THE LUMINOUS FOUNTAIN
Everyone passes underneath it on the metro (it’s where two lines meet, one of them connecting the city center to the airport), but no one imagines what’s above ground. This is Alameda, one of the main open spaces of the Avenidas Novas district and its main attraction is this monumental fountain. Built in 1940 during WWII when Lisbon was a neutral safe haven, it was named “fonte luminosa” (luminous fountain) because of its light displays at night. Recently the water disappeared for some time as the monument was cleaned up, but the beloved waterfall was back and running by late 2012. The water shows take place in early-afternoon at lunchtime and again after the sun goes down. In daylight or lit up in the darkness of the night, the effect is quite impressive.
Ask most people in Lisbon where you can see these charming windmills, and they won’t be able to tell you. If locals don’t know about them, it’s only natural that tourists never see them either. They’re found in a neighborhood park in the Ajuda district above Belém
, and date from the 18th century. At that time this was farmland and while others were destroyed in order to build the apartment buildings that now surround them, these two survived at the top of the park. The entrance is through Rua Tristão Vaz and you can enter until 6PM in winter and 8PM in spring and summer.
MÃE D’ÁGUA RESERVOIR
Lisbon’s huge 18th-century aqueduct
had several reservoirs around the city and this is one of them. Found by the Rato metro station, it’s part of the Water Museum and includes a beautiful underground waterfall, but the best part is perhaps going up on the terrace for city views that very few get to see.
ST. JEROME CHAPEL
It was completed in 1514 by the same architect as the Jeronimos Monastery
found down the hill, but this is one of the most overlooked monuments in the city. The reason is that the interior can only be visited by appointment, but the main attraction is not really what’s inside. The real reason to head up here from Belém (directly up the avenue across from Belém Tower
) is the view of the river and of the city’s most monumental district.
MONSANTO FOREST PARK
It’s the largest urban forest in Europe but you won’t find any tourists there. It’s mostly frequented by picnicking families on weekends but you’ll also see groups playing soccer, basketball, skating or jogging in the several special sports areas. Best of all is the natural amphitheater overlooking the 25 de Abril Bridge
. There is no metro station nearby but you may reach it on bus 711 from downtown.

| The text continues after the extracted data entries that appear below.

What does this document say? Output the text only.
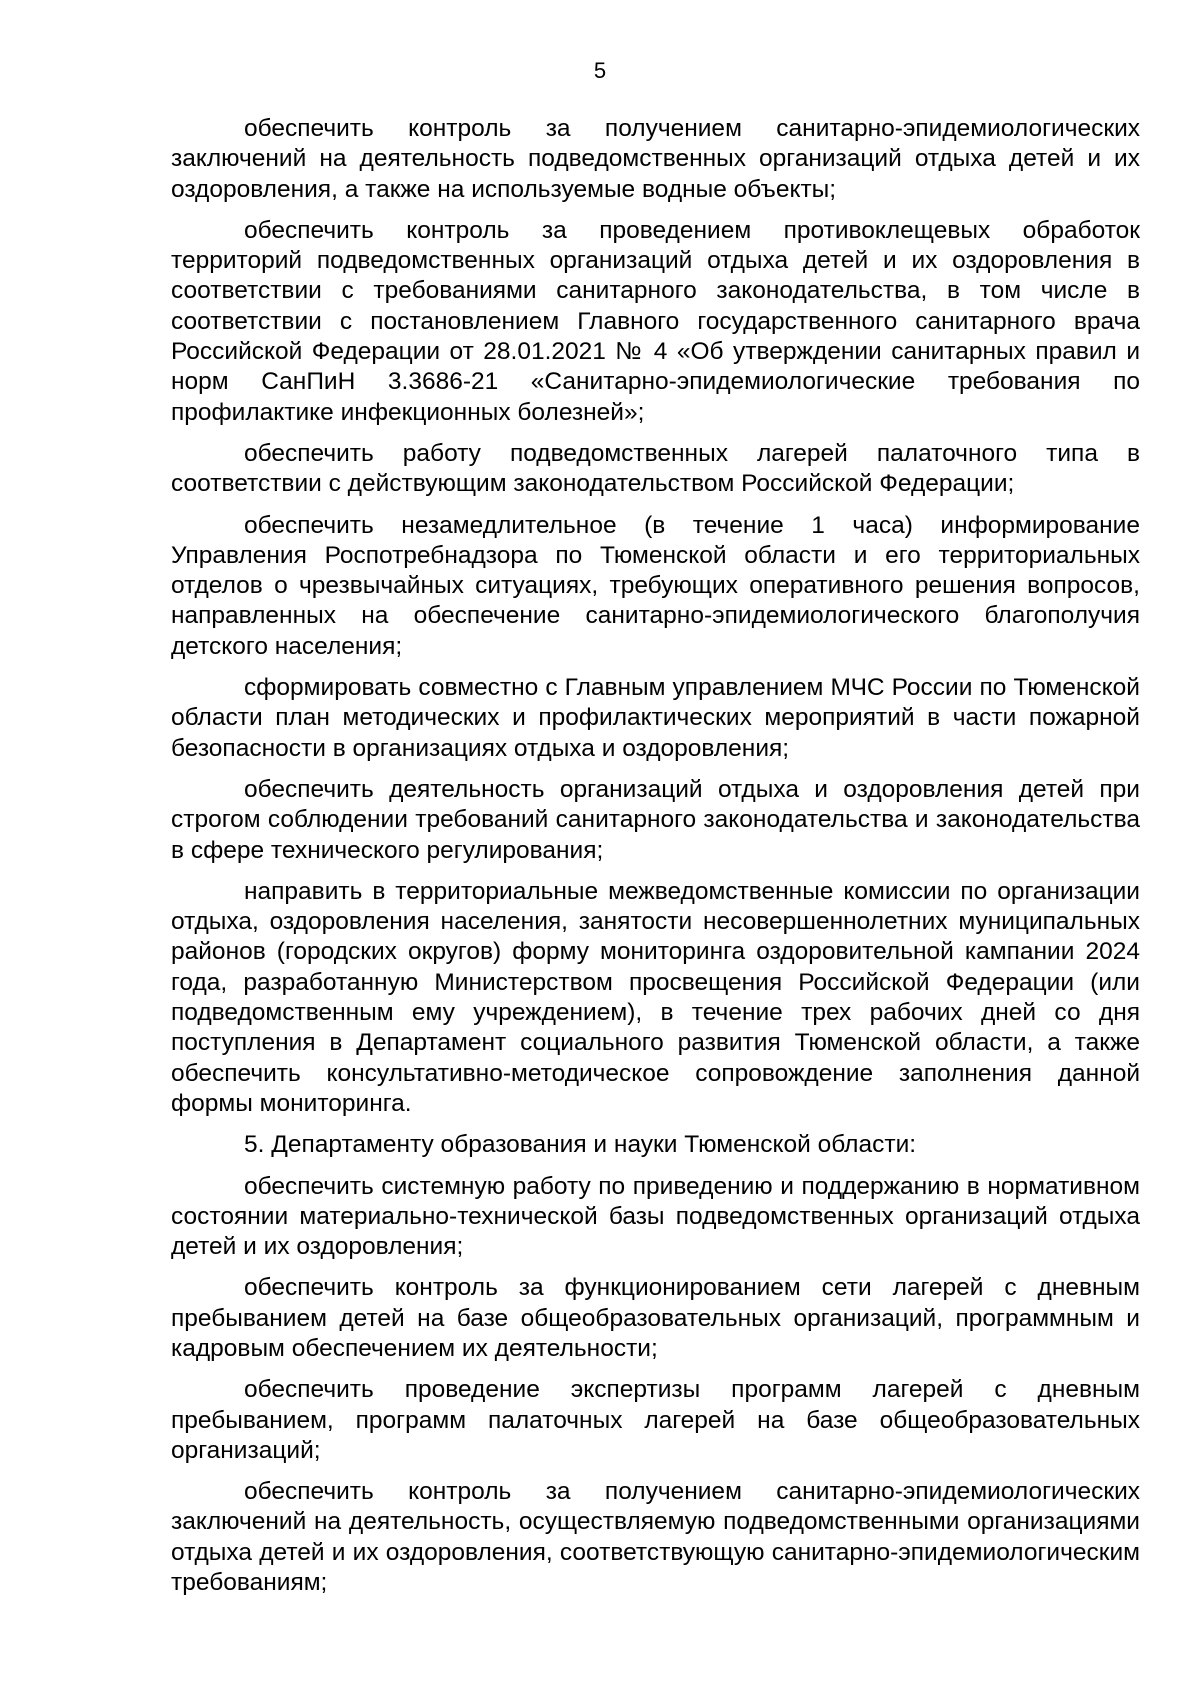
5

обеспечить контроль за получением санитарно-эпидемиологических заключений на деятельность подведомственных организаций отдыха детей и их оздоровления, а также на используемые водные объекты;

обеспечить контроль за проведением противоклещевых обработок территорий подведомственных организаций отдыха детей и их оздоровления в соответствии с требованиями санитарного законодательства, в том числе в соответствии с постановлением Главного государственного санитарного врача Российской Федерации от 28.01.2021 № 4 «Об утверждении санитарных правил и норм СанПиН 3.3686-21 «Санитарно-эпидемиологические требования по профилактике инфекционных болезней»;

обеспечить работу подведомственных лагерей палаточного типа в соответствии с действующим законодательством Российской Федерации;

обеспечить незамедлительное (в течение 1 часа) информирование Управления Роспотребнадзора по Тюменской области и его территориальных отделов о чрезвычайных ситуациях, требующих оперативного решения вопросов, направленных на обеспечение санитарно-эпидемиологического благополучия детского населения;

сформировать совместно с Главным управлением МЧС России по Тюменской области план методических и профилактических мероприятий в части пожарной безопасности в организациях отдыха и оздоровления;

обеспечить деятельность организаций отдыха и оздоровления детей при строгом соблюдении требований санитарного законодательства и законодательства в сфере технического регулирования;

направить в территориальные межведомственные комиссии по организации отдыха, оздоровления населения, занятости несовершеннолетних муниципальных районов (городских округов) форму мониторинга оздоровительной кампании 2024 года, разработанную Министерством просвещения Российской Федерации (или подведомственным ему учреждением), в течение трех рабочих дней со дня поступления в Департамент социального развития Тюменской области, а также обеспечить консультативно-методическое сопровождение заполнения данной формы мониторинга.

5. Департаменту образования и науки Тюменской области:

обеспечить системную работу по приведению и поддержанию в нормативном состоянии материально-технической базы подведомственных организаций отдыха детей и их оздоровления;

обеспечить контроль за функционированием сети лагерей с дневным пребыванием детей на базе общеобразовательных организаций, программным и кадровым обеспечением их деятельности;

обеспечить проведение экспертизы программ лагерей с дневным пребыванием, программ палаточных лагерей на базе общеобразовательных организаций;

обеспечить контроль за получением санитарно-эпидемиологических заключений на деятельность, осуществляемую подведомственными организациями отдыха детей и их оздоровления, соответствующую санитарно-эпидемиологическим требованиям;
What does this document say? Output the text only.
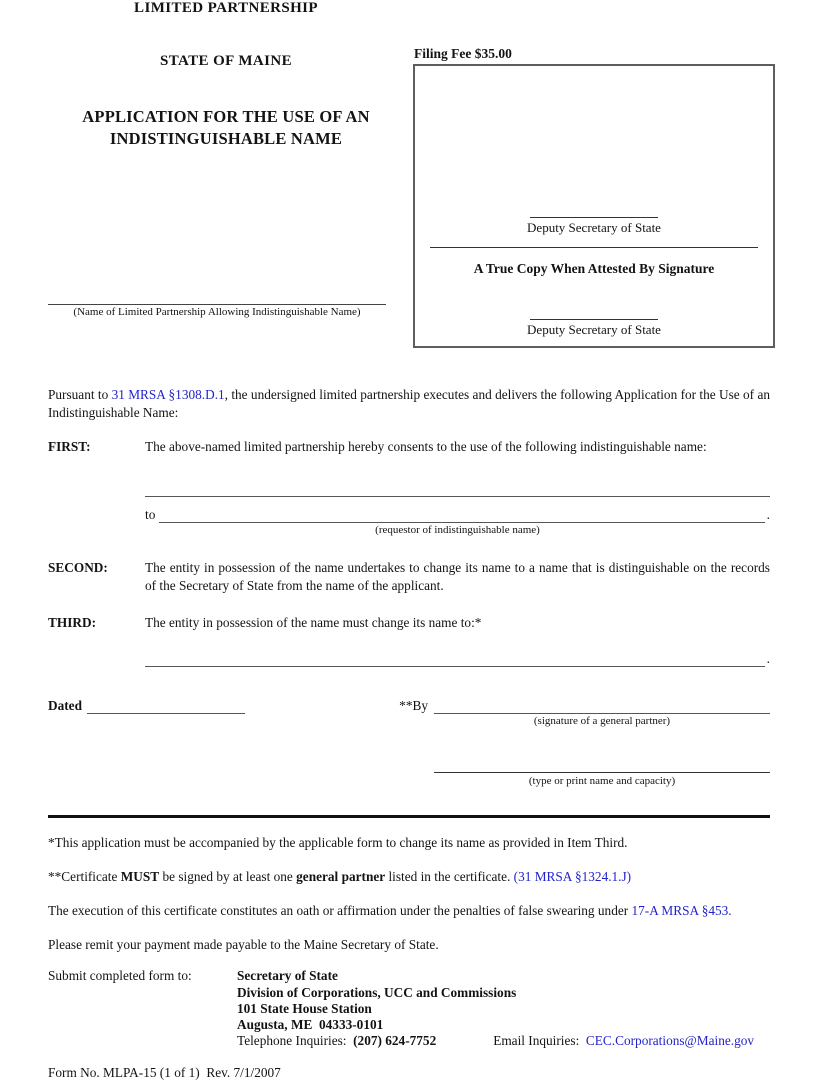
LIMITED PARTNERSHIP
STATE OF MAINE
APPLICATION FOR THE USE OF AN
INDISTINGUISHABLE NAME
(Name of Limited Partnership Allowing Indistinguishable Name)
Filing Fee $35.00
Deputy Secretary of State
A True Copy When Attested By Signature
Deputy Secretary of State

Pursuant to 31 MRSA §1308.D.1, the undersigned limited partnership executes and delivers the following Application for the Use of an Indistinguishable Name:

FIRST:	The above-named limited partnership hereby consents to the use of the following indistinguishable name:
to	.
(requestor of indistinguishable name)
SECOND:	The entity in possession of the name undertakes to change its name to a name that is distinguishable on the records of the Secretary of State from the name of the applicant.
THIRD:	The entity in possession of the name must change its name to:*
.
Dated	**By
(signature of a general partner)
(type or print name and capacity)

*This application must be accompanied by the applicable form to change its name as provided in Item Third.

**Certificate MUST be signed by at least one general partner listed in the certificate. (31 MRSA §1324.1.J)

The execution of this certificate constitutes an oath or affirmation under the penalties of false swearing under 17-A MRSA §453.

Please remit your payment made payable to the Maine Secretary of State.

Submit completed form to:	Secretary of State
Division of Corporations, UCC and Commissions
101 State House Station
Augusta, ME  04333-0101
Telephone Inquiries:  (207) 624-7752	Email Inquiries:  CEC.Corporations@Maine.gov
Form No. MLPA-15 (1 of 1)  Rev. 7/1/2007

Lisbon’s least-known funicular (the “Elevador do Lavra”) leads to the small garden viewpoint of Torel up the hill which locals head to for a relaxing break at the kiosk café. What few know about it that a small church nearby hides one of the first golden baroque interiors in Portugal. Dating from 1705, this was the first monument in Lisbon covered in gilt which came to be one of the city’s main architectural features.
BEMPOSTA PALACE CHAPEL
When the former queen of England (Portuguese princess Catherine of Braganza) returned to Portugal in 1693, she needed a new home fit for the queen that she was. She had a palace built at the top of one of Lisbon’s hills (on a street now called “Paço da Rainha” or “Queen’s Palace”) which is now occupied by the Military Academy and therefore not open to visitors, but the chapel at the center of the building is open to all for church services. You may see it on Sunday mornings, past marble statues at the entrance, with a baroque interior that includes a beautifully-painted ceiling and portraits of members of the royal family by Irish artist Thomas Hickey.
MONTE AGUDO VIEWPOINT
Lisbon is known for its beautifully scenic hilltop terrace viewpoints
and there are so many of them that the less central ones are completely forgotten. This one is found close to but outside the tourist center (Rua Heliodoro Salgado) and was renovated in 2009, now attracting many locals, especially for its more recent café terrace. Here you can overlook the rooftops of Lisbon’s older and more modern districts all the way to the river, always with the scent of the pine trees behind you.
ST. SEBASTIAN CHURCH
A short walk from the Spanish El Corte Ingles department store uptown (on Largo de São Sebastião da Pedreira) is this small church that’s completely unremarkable outside, but quite impressive inside. Mixing gold leaf and blue ceramic tiles, it creates an unexpected show of Baroque architecture from floor to ceiling. It’s one of the rare survivors of the 1755 earthquake
and is dedicated to St. Sebastian whose life is illustrated on the ceiling.
MOURARIA’S MEDIEVAL HOUSE
Known as Lisbon’s most rundown neighborhood, Mouraria has been renovated over the last couple of years and locals are discovering the charm of one of the city’s oldest districts that’s now its most multiethnic. It’s a curious mix of Chinese and Indian businesses with authentic Lisbon soul, as this is the recognized birthplace of the city’s Fado
music. There are many picturesque alleys, little squares, and architectural details, with the most noteworthy being a gothic home behind the church of São Cristovão
, one of the oldest buildings still standing in Lisbon and such a rare survivor in a European capital.